War metaphors are obviously not new in the world of politics. Several terms of inoccultable military origin have permeated the lexicon of politicians and analysts for a long time; for example, “strategy” (from the Greek strategos meaning “general”), “positioning”, “attack” and “defense”, “friendly fire”, “blockades”, “withdrawal”, “targets”, among many others.

Moreover, those who do not share the “adversarial model” of politics, which is always more friendly to democratic principles and values, embrace a conception of politics strongly imbued with the logic of war. From those who share the philosophy of the German thinker Carl Schmitt (1888-1985) that the “essence” of politics lies in the “friend-enemy” distinction, to Carl von Clausewitz's classic axiom (1781-1831) that “war is the continuation of politics by other means”, passing in more recent times by the prolific by Chantal Mouffe - Ernesto Laclau's life partner - in which he exalts the agonal face of politics.

Unequal combat

Beyond the opportunity and convenience of resorting to this term while a real and dramatic war unfolding in Central Europe with thousands of deaths, almost three million refugees, and an unpredictable end with the risk of further escalation of war, it is clear that the communication strategy behind the appeal to language belligerent is to realize that there would be a willingness to move forward with profound and drastic measures to “attack” the scourge of inflation head-on.
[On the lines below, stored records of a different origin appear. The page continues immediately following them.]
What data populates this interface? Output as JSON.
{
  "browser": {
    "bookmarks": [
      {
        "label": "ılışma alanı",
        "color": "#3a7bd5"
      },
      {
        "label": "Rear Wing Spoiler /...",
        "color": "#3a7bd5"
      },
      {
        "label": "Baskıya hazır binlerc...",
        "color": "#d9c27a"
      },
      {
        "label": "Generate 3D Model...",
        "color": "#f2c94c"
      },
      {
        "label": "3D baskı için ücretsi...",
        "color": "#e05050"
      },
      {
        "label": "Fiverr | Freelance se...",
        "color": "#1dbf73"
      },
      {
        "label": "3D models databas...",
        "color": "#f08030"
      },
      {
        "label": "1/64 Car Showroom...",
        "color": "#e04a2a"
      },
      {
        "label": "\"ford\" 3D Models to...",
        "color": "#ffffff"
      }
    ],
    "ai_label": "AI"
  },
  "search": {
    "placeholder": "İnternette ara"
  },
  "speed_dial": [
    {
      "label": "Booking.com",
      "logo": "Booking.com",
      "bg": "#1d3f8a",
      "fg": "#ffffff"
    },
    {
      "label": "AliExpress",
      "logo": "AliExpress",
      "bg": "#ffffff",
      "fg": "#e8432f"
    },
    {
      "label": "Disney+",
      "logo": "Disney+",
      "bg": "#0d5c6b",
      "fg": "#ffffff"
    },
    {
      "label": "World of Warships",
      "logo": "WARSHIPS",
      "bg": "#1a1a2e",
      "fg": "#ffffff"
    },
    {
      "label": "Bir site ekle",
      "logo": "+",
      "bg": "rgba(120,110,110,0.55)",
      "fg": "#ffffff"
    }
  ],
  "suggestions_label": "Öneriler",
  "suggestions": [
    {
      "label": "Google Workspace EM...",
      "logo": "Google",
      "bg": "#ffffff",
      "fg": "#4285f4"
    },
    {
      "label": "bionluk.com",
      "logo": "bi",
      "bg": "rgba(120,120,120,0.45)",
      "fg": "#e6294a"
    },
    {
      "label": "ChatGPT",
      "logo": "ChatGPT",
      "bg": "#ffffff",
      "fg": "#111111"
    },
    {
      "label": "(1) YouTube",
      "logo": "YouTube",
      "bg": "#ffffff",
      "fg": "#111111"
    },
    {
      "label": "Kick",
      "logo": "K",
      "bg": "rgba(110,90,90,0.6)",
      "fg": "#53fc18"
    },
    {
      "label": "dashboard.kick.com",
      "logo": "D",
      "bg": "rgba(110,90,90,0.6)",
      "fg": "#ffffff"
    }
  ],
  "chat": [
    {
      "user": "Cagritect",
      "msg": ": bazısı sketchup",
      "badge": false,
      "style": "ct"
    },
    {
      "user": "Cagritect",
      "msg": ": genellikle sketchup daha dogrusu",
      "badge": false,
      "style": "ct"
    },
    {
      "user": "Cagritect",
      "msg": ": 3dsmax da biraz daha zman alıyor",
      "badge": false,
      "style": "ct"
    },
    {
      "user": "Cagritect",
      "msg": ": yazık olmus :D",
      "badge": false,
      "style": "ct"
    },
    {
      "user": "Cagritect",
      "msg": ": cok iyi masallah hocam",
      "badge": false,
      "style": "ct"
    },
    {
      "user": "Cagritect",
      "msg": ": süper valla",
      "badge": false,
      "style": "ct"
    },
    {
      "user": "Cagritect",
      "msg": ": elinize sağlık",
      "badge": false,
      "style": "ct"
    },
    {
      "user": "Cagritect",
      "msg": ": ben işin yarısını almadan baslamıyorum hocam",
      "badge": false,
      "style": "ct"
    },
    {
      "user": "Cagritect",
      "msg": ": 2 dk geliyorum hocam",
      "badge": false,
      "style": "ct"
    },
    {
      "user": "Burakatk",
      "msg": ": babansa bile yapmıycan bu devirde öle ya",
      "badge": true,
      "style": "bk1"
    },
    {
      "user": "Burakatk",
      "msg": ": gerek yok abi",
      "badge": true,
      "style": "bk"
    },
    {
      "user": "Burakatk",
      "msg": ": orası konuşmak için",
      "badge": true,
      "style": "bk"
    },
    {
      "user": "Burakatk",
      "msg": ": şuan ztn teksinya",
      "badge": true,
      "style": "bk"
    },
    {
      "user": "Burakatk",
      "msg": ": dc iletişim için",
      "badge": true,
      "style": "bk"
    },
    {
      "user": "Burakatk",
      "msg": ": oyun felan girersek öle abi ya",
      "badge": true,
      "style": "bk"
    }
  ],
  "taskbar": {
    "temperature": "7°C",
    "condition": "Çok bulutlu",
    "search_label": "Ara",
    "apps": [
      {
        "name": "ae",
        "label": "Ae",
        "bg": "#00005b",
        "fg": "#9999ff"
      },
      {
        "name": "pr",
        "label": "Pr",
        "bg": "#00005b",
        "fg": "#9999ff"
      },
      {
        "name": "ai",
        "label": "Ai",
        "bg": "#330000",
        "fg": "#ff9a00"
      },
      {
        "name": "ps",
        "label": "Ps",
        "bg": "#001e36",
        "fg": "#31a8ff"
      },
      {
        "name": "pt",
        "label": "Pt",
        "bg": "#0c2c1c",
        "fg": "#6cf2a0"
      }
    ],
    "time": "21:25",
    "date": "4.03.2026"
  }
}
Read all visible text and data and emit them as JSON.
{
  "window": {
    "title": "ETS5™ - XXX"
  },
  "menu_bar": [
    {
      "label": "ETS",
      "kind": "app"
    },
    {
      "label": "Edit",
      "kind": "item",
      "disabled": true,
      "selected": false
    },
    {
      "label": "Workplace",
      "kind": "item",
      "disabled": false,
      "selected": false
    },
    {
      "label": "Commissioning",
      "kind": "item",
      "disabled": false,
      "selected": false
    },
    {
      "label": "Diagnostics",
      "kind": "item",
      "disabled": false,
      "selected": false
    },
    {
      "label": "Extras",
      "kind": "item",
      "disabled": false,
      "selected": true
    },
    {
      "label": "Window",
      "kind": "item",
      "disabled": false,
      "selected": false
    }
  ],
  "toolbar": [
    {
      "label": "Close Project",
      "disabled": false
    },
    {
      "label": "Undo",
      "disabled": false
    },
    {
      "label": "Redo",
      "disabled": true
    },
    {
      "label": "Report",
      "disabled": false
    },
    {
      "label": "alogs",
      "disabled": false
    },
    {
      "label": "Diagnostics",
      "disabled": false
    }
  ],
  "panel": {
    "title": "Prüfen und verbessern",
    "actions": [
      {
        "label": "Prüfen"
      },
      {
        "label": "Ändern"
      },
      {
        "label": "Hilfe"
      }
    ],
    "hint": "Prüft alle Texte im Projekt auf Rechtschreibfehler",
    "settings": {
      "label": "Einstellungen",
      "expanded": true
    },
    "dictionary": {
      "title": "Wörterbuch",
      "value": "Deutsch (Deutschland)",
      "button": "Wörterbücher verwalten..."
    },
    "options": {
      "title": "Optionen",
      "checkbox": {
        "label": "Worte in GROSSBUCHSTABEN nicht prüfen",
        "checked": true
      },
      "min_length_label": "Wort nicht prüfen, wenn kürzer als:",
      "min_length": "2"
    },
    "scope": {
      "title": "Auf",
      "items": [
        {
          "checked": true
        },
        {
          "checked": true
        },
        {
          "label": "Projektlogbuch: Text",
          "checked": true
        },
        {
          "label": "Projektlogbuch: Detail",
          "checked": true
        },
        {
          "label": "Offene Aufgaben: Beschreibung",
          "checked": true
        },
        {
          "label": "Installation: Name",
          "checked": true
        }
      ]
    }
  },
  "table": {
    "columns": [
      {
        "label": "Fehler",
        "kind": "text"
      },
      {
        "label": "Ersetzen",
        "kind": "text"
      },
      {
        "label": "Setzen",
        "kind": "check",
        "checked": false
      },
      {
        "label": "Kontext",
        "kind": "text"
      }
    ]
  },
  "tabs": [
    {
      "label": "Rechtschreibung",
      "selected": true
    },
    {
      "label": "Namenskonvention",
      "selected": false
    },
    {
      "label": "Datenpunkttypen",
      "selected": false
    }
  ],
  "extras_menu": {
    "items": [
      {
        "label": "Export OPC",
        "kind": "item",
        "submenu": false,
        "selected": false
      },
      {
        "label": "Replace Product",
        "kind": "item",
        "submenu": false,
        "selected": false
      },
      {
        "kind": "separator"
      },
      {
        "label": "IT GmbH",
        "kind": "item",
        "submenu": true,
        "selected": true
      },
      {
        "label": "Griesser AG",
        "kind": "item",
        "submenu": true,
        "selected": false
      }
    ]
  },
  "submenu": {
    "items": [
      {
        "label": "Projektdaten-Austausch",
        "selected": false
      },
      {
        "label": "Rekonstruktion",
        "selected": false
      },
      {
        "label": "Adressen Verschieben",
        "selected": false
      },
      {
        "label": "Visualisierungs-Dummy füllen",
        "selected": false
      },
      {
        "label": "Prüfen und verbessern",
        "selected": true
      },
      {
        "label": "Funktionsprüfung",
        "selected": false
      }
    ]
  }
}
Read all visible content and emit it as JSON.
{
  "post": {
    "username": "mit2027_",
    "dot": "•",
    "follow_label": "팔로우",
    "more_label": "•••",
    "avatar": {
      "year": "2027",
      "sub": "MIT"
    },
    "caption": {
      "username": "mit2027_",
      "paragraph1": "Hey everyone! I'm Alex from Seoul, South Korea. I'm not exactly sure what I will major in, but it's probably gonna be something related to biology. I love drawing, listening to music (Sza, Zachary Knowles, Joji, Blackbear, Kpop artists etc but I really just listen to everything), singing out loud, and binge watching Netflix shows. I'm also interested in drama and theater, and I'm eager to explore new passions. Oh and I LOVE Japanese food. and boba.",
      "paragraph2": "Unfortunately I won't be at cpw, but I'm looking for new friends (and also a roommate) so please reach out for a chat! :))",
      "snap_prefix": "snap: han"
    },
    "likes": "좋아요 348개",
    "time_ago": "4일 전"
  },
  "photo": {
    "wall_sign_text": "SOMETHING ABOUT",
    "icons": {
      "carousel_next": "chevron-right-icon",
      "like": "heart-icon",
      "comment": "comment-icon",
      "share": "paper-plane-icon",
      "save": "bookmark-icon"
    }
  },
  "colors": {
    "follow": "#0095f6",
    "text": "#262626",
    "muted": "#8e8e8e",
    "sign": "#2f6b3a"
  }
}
It is also clear that, in strategic terms, it seeks to build a story that operates as a kind of communication “umbrella” and that seeks to generate consensus around some of the economic policies that the government agreed with the IMF. To continue with the war lexicon, the government seems to have tried to star in a first step in the communication “battle” that will inevitably be fought between those who will want to impose the concept of “adjustment” and those who will seek to inscribe the government's economic policy in a heroic fight against the inflation.

It is also true that, politically speaking, the government needed to regain initiative and go on the offensive after having achieved, with high domestic costs and the invaluable assistance of the opposition, legislative approval of the long-awaited agreement with the IMF.

Moreover, when the government must face the economic program agreed with the international credit agency at a time when inflation escalates to very worrying levels: 4.7% for the last month, with a 7.5% index for food, all this in an international economic context that is already beginning to experience the turbulence resulting from conflict between Russia and the West.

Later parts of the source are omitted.